How do I assess the quality of my external IT supplier?

Given the extent to which companies are contracting out their IT organisation to other parties, outsourcing appears to be making a comeback. But migrating your IT infrastructure and management of the cloud or another party remains a hot topic.

In the outsourcing procedure you lay down your criteria for the quality to be delivered by the other party. We have to do this, because otherwise the supplier will rest on his laurels, which is the last thing we want. So, we’ve got our criteria, but who’s going to monitor them and how transparent are the figures?


An interesting subject to take a look at today.

As I mentioned above, the concept of outsourcing has changed a fair bit since the emergence of the cloud. We now have different levels of outsourcing.

  1. The IT infrastructure runs at the supplier’s premises but you remain responsible for the architecture, implementation and management. You also have the applications managed by your own people. (IaaS)
  2. The IT infrastructure runs at the supplier’s premises and the supplier is responsible for the architecture, implementation and management. You have the applications managed by your own people. (PaaS)
  3. Both the IT infrastructure and the applications are the responsibility of the supplier. It makes no difference how everything has been designed. (SaaS)

The monitoring process is different for each of the three variants. What I regard as being most important here is

  • to have all of the variants assessed by an independent party or by your own organisation. Under no circumstances should this be done by the supplier.
  • All of the assessments are carried out from the end-user’s perspective. The best measure of the supplier’s quality is the performance and availability that you as the buyer receive.

We can use the following solutions for the three variants. I’ve based this on pure SLA monitoring but also on the four data sets; wire, machine, agent and synthetic.

Variant 1 – Infrastructure-as-a-Service

The supplier is solely responsible for providing the hardware. You are responsible for its content. You will usually be responsible for everything from the virtualisation level onwards.

In that case, the best way to monitor the supplier’s service is to place the monitoring process at virtualisation level. Splunk, for instance, has a superb VMWare app that provides you with all the information you need. I can well imagine that the supplier will not in all cases be willing to allow this. It will mean that he has to be transparent about the service he provides and it might be possible to pass on the monitoring data that he generates to your own Splunk implementation in order to draw up the right reports yourself.

Monitoring from infrastructure level is entirely your responsibility, so you can decide for yourself which tool to choose to cover four data sets. A synthetic solution remains desirable but cannot be used in respect of the supplier because he’ll always say that there are other links between what he provides and the end-user and that he is not responsible for them.
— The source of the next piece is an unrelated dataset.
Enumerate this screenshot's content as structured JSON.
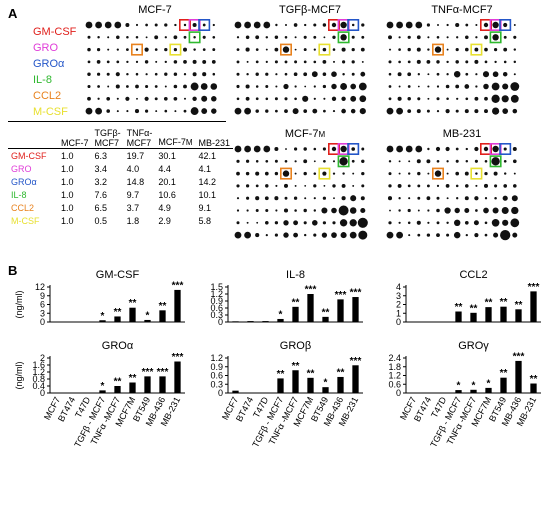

Variant 2 – Platform-as-a-Service

In this variant the supplier is responsible up to OS level. From that point onwards you are the owner who implements and manages the applications. In some cases the OS is also shielded and you are only able to implement the applications.

Monitoring the supplier’s service directly affects the performance and availability of your applications, and for that reason it’s advisable to implement a synthetic monitor. You can supplement this with a process that monitors the availability of the OS if you are able to influence this. In this case a simple Ping monitor will suffice.

You can synthetically add agent or machine data in order to cover all of the data sets. Wire data is an attractive option in the application area, but not at infrastructure level. To do this you will need to know a lot about how the infrastructure is set up, and that’s precisely what you wanted to outsource.

Variant 3 – Software-as-a-Service

The supplier arranges everything. You are only the user of the application that you want to buy. The supplier will usually have published his own SLA, but how transparent is it?

The best bet here is to chose a synthetic solution yourself and have it assessed independently. Use these figures to check the quality of the service and to confront the supplier with results other than what have been agreed.

To conclude

Outsourcing is based on trust but to many companies IT is a matter of life or death: it’s importance is inestimable. You want to avoid a situation where finger-pointing starts between you and the supplier if faults occur. Make sure that you give careful thought to monitoring quality also during the implementation of the outsourcing.

How have you experienced this as a user? How do you monitor your outsourcing contracts, and what were your experiences with an outsourcing party? I’d like to hear your experiences – I can learn from them too :-).